Brood 13 cicadas are out in full force now. They're active as long as the sun is up; they only have a few short weeks before they'll die. There are so many in our neighborhood that the background noise is a constant high-pitched hiss. I can hear lower tones from the trees outside our house, and sometimes I can make out individual insects nearby. Sometimes the buzzing ebbs and flows, like metallic ocean waves.

I joked repeatedly about getting a cicada tattoo a few days before one of my favorite tattoo artists announced that she had an unexpected opening last weekend. The problem with doing anything as a bit is that the bit, more often than not, ends up being something you do in earnest. I booked an appointment. The tattoo is almost done healing now; it's itchy and tender, soft skin fresh from under the needle. It isn't lost on me that tattoos go hard and peel as part of the healing process, nor that tattoo needles make a buzzing sound when they make their mark. My backyard is covered in hundreds of brittle brown cicada shells, which the bugs shed shortly after emerging from the ground. Cicadas, too, are pale and tender after shedding their shell. They have to rest and heal and harden up for a few hours after they transform.

The cicada tattoo on my right arm mirrors a deaths'-head hawk moth on my left. I got the moth years ago, back when I had the free time to drop everything and walk in to a tattoo shop without an appointment if I wanted to. I remember talking to the artist who gave me the moth tattoo about work, and about writing, and about how I didn't feel like I could commit to writing as a full-time job. I said something so stupid while he was tattooing me: "You can't put a deadline on creativity." I thought I was being clever. I meant it as a way to justify the fact that I didn't write much at the time, because I also had a day job and didn't want to feel rushed. This to a person whom I had just asked to draw something original and then tattoo it onto my skin less than an hour before. As soon as I said it, I was so embarrassed. The tattoo turned out beautifully.

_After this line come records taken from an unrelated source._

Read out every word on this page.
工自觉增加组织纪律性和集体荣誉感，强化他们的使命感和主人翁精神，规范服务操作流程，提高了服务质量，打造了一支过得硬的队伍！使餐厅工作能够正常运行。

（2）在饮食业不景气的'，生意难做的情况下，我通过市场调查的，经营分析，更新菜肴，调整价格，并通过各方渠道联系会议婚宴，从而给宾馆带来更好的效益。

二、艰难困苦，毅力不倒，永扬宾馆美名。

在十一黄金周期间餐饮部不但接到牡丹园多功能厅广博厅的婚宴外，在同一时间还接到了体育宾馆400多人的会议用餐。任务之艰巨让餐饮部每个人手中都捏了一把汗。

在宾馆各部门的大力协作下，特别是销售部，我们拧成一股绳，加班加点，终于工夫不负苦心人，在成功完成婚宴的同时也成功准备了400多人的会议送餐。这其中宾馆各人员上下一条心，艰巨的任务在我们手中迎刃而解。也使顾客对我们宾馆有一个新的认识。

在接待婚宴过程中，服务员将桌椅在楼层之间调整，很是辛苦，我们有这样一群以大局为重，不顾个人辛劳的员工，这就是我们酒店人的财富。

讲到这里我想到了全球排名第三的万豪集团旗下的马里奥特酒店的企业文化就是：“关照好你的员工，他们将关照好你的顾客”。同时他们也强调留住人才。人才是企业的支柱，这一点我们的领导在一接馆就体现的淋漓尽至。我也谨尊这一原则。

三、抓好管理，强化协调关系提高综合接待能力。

I still have a day job, and probably always will; the bills need to be paid and I'm not enough of a hustler to go freelance full-time. I can't say that I have a healthier relationship with deadlines now, either. I write as though I'll actually die if I don't turn a piece in on time. The drive to write is a constant buzz, like the cicadas whirring in my backyard. Most of my life has been a long process of learning to loosen up, to let go, an ebb and flow of picking up disciplines and habits in order to develop them into a writing practice that has slowly calcified around my routine, like a shell. I'm not sure what the change yet needs to be, but I think it might be time for one. The shell's starting to crack, whether I want it to or not, and I hope the resulting tenderness makes way for something new and strange.


What I'm watching:

I saw Finding Nemo for the first time in over a decade for an essay I'm writing for Bright Wall/Dark Room. The movie holds up! I babysat a lot when I was a teenager, so I'm pretty sure I still have significant portions of dialogue from Cars committed to memory, but there's still something uncanny about watching a movie for children when there aren't any children around and still being able to engage with it on its own terms.